Sara se tourna vers son père comme pour l’endurcir dans son refus ; mais le vieillard se souvenait de la scène de la Rotonde : il était subjugué.

— Oui… répondit-il d’une voix à peine intelligible.

La vicomtesse et Julien firent un mouvement ; jusque-là ils avaient douté encore. Le trouble de Denise la faisait plus charmante. L’impression d’horreur éprouvée en entrant dans cette chambre avait fui. Elle ne songeait plus qu’à Franz : elle le contemplait à la dérobée, mille fois heureuse des dangers évités. Elle avait le cœur gros d’espoir et d’allégresse. Un monde de pensées s’agitait dans le cerveau de Franz. Le baron de Rodach poursuivit :

— Nous avons ici trop de témoins pour que Vous puissiez reprendre la parole prononcée, Mosès Geld… et ceci vaut un acte de naissance, car vous seul désormais aviez intérêt à nier là vérité… Maintenant, il va sans dire que le fils de Bluthaupt doit rentrer dans l’héritage de ses pères.

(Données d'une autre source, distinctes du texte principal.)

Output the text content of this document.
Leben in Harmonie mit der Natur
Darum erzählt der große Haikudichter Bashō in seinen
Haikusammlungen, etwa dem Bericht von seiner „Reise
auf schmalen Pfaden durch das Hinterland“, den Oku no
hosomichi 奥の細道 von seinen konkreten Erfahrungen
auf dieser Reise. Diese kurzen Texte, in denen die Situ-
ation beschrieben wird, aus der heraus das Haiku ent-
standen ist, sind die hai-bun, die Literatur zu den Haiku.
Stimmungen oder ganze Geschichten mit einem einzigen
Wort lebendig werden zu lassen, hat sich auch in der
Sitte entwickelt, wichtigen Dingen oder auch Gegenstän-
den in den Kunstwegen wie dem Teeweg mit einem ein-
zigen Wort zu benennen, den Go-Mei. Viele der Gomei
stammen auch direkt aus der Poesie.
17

Il y eut un regard échangé entre Abel, Esther et Petite.

— Le fils de Bluthaupt, comme vous l’appelez, répliqua cette dernière, aura le château de Geldberg et le château de Rothe.

— Cela ne suffit pas, dit le baron ; Bluthaupt possédait tout le pays entre Esselbach et Obernburg… il faut que la restitution soit complète !

Sara laissa échapper un geste de colère contenu.

— Notre fortune entière n’y suffirait pas, Monsieur, murmura timidement Abel.

— Il le faut !… répéta Rodach.

Puis il ajouta en étendant le doigt vers la pendule :

— Le temps me presse… je vous donne une minute pour vous consulter… Madame de Laurens, qui connaît le contenu de certaine cassette, pourra vous fournir d’excellents conseils.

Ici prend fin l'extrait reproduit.